Apparently because Samuel Johnson didn't comment on the matter, it logically follows that while you have to love before you can hate, you don't have to feel a thing before you experience rage. Funny, though, people who actually demonstrate rage seem to be expressing a form of anger, and the targets of that rage tend to be people they "hate". Here we can also make an interesting observation that Williamson would apparently classify the authoring of books or articles, the lobbying of government, or the expression of condemnatory words as "raging", but where a lynch mob randomly grabs somebody on the basis of sexual orientation or skin color, then beats or kills that person, it's a much superior, much preferable, love-driven expression of "hate".

He gets sillier:
Joe Sobran, with cutting characteristic clarity, has observed that one can't "tolerate" what one likes, but only what one dislikes. In demanding toleration for everything, the Left assumes on the Right's part a cultivated dislike for almost everything. Since, for the Left, majoritarian distaste or even want of sympathy for minorities (e.g. immigrants, homosexuals, feminists, Muslims, Jews, blacks, etc.) is always the equivalent of "hate," for Leftists hate necessarily appears as the universal reality stretching like an arid and infinite plain beyond the shining walls and towers of the New Jerusalem.
This call for tolerance seems to be what Williamson perceives as the most overt example of "rage" by the political left. Here, Williamson apparently believes that the left never targets itself when it campaigns for tolerance. That is, he seems to picture those on the left as pure souls, untouched by dislikes and even hatreds of their own, and thus motivated exclusively by the desire to restrict those on the political right from acting on their dislikes and hatreds. Further, he is simply wrong. Most on the political left will agree that there are some things which should never be tolerated. And it is implicit within his argument that he, himself, is demanding tolerance of what he believes to be a justifiable expression of intolerance, so where does that leave us?

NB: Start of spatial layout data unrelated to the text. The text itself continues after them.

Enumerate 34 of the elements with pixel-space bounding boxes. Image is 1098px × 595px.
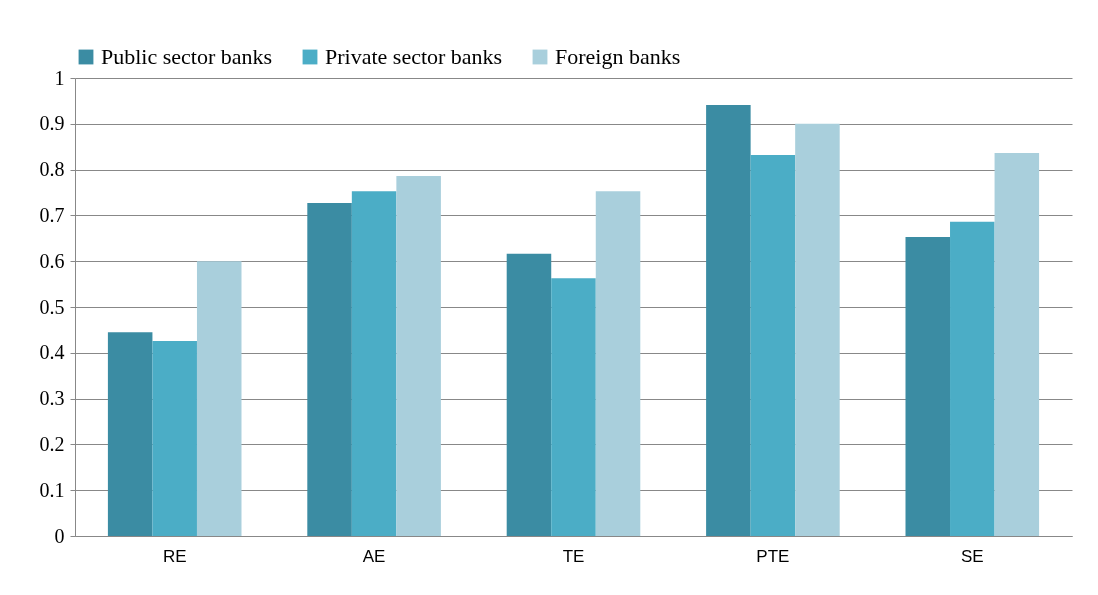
legend-label: Public sector banks: [101, 44, 273, 69]
y-tick-label: 0.3: [39, 387, 65, 410]
bar: [595, 191, 641, 536]
bar: [750, 154, 796, 536]
x-tick-label: RE: [162, 546, 187, 566]
y-tick-label: 0.6: [39, 249, 65, 272]
bar: [196, 261, 242, 536]
y-tick-label: 0.7: [39, 203, 65, 226]
bar: [905, 236, 951, 536]
x-tick-label: TE: [562, 546, 585, 566]
bar: [351, 191, 397, 536]
bar: [152, 340, 197, 536]
x-tick-label: AE: [362, 546, 386, 566]
y-tick-label: 0.1: [39, 478, 65, 501]
y-tick-label: 0.8: [39, 158, 65, 181]
y-tick-label: 0: [54, 524, 65, 547]
legend-label: Private sector banks: [325, 44, 503, 69]
bar: [950, 221, 995, 536]
y-tick-label: 0.5: [39, 295, 65, 318]
y-tick-label: 0.9: [39, 112, 65, 135]
bar: [307, 203, 352, 536]
y-tick-label: 0.2: [39, 432, 65, 455]
y-tick-label: 1: [54, 66, 65, 89]
bar: [551, 278, 596, 536]
bar: [706, 105, 751, 536]
y-tick-label: 0.4: [39, 341, 65, 364]
bar: [107, 332, 153, 536]
bar: [506, 253, 552, 536]
bar: [795, 123, 840, 536]
x-tick-label: SE: [960, 546, 984, 566]
x-tick-label: PTE: [756, 546, 790, 566]
bar: [396, 176, 441, 536]
bar: [994, 153, 1040, 536]
legend-label: Foreign banks: [555, 44, 681, 69]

But what really struck me about this passage was that, where Larison reframed the issues in order to avoid directly addressing racism, sexism, and other forms of bigotry, Williamson dares speak their name. He doesn't hide behind words like "preferences" and "government intrustion" - he's willing to admit that the "intolerance" the left wishes to limit is that directed toward "immigrants, homosexuals, feminists, Muslims, Jews, blacks, etc".
What leftists decry as conservative "hate" is actually resentment of, and resistance to, the intrusion of the alien and the displacement of the familiar by the unfamiliar, the old by the new, the traditional by the untraditional, the proximate by the distant, the particular by the universal.
Ah, I see... So it's not so much that people like Williamson hate "immigrants, homosexuals, feminists, Muslims, Jews, [and] blacks" - they just haven't had enough time to get used to them.

As I previously mentioned, this is not so much an honest argument as it is an effort to use semantics to reframe the positions of political opponents as being lesser, unworthy, even silly. But such a weak effort....

n.b. - Don't take this as a criticism extending to Larison's other posts or his blog as a whole. Check it out.